VeraCode flags SQL injection when using a variable database name in prepared statements

In my application, I’m working with a SQL Server containing numerous databases that share the same table structure. I need to execute queries similar to the following:

SELECT * 
FROM {database}.dbo.tableA 
WHERE fieldA = ?

Here, {database} is substituted with a database name that is determined dynamically, derived from a server scan where users cannot provide input. VeraCode alerts that this implementation poses a potential SQL injection threat. Interestingly, queries without a dynamic database name or those lacking parameters do not raise any flags with VeraCode. I also attempted using connection.setCatalog to circumvent the dynamic name issue, but that was also flagged. I’m perplexed by how VeraCode assesses this as a risk.

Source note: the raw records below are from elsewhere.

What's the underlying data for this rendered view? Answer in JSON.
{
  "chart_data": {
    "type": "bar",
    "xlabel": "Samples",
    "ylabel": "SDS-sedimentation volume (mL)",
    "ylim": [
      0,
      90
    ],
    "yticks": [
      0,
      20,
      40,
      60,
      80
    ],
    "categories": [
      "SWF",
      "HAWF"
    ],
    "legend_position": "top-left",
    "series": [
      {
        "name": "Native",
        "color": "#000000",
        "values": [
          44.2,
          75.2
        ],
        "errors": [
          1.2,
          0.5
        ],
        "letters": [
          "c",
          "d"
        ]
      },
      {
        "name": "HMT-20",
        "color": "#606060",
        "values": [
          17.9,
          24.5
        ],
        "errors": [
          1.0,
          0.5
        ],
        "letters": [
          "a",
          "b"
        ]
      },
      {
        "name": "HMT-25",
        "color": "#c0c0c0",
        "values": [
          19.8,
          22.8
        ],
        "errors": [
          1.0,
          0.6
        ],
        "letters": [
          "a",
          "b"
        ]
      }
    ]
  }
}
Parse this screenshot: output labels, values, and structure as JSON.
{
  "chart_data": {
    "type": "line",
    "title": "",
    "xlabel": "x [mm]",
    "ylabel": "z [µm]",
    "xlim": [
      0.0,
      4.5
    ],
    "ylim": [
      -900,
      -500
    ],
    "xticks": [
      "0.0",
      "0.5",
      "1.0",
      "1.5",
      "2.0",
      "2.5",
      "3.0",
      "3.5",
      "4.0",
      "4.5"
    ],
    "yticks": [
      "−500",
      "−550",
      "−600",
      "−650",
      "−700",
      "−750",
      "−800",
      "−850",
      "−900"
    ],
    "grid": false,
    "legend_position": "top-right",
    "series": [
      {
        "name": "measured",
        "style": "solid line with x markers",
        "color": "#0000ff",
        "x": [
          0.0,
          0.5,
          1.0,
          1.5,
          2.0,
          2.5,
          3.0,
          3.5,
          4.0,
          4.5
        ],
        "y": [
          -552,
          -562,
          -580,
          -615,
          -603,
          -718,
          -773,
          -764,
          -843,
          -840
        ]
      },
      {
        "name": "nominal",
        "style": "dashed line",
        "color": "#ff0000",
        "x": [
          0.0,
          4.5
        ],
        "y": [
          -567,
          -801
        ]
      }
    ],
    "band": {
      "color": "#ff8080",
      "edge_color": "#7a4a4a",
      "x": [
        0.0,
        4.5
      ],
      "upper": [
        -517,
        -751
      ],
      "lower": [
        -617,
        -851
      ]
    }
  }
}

Could it be that Veracode considers even non-user influenced identifiers as potentially risky? Maybe it assumes any dynamic injection, regardless of its source, could be vulnerable? Have you tried logging how the database name is sourced to see if extra context might convince Veracode it’s not a threat?

Hey, it’s strange veraCode is flagging that. U might try sending the static names for the databases you’re going to use to veracode as a config, Maybe u can set up a whitelist of sorts? Sometimes these tools just need a bit more context to rule out false positives.